Design of Rotary Wings with Passive Mitigation of Coherent Tip Vortex Roll-Up

Abstract

A rotor blade radial loading profile is presented that aims to passively mitigate the formation of coherent tip vortex structures in the near-field of the rotor wake. The method leverages principles of Helmholtz’s theorems, where the strength of the vortex wake is proportional to radial gradients in the blade loading distribution. By avoiding such radial gradients, the near-field roll-up of the wake vortex can be mitigated. A pair of two-bladed rotor designs configured with the same thrust coefficient was produced using a finite-vortex rotary lifting line framework coupled to a constrained power optimization problem. A baseline rotor was designed based on a power-optimized approach, and a wake-optimized rotor was designed based on a power-optimized approach with an additional blade-root bending moment constraint. Phase-averaged stereoscopic particle image velocimetry data were acquired for each rotor operating in hover.
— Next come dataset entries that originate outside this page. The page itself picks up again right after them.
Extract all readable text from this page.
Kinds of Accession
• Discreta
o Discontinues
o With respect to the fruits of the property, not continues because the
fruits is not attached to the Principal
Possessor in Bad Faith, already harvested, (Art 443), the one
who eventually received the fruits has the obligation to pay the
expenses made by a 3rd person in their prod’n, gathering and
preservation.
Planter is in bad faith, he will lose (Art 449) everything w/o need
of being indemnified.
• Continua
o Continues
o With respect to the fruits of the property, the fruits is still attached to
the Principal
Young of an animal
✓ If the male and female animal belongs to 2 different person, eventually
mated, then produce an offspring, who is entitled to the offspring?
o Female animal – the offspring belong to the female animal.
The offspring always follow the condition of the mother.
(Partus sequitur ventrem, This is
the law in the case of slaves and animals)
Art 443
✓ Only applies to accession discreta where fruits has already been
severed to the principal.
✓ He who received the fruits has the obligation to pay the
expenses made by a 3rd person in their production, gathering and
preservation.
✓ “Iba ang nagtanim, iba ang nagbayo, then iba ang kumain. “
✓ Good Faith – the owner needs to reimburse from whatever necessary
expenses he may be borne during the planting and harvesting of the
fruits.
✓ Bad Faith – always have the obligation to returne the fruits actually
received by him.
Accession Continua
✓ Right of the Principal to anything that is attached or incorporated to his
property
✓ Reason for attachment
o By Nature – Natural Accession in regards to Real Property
The wake-optimized rotor blade produced a wake characterized by conical vortex sheets of significantly lower peak vorticity than the compact, helical tip vortices produced by the baseline design. The wake-optimized design exhibited increased axial velocities near the root that caused radial distortions of the wake flow structures, which were also found to decay at a faster rate than that for the baseline design.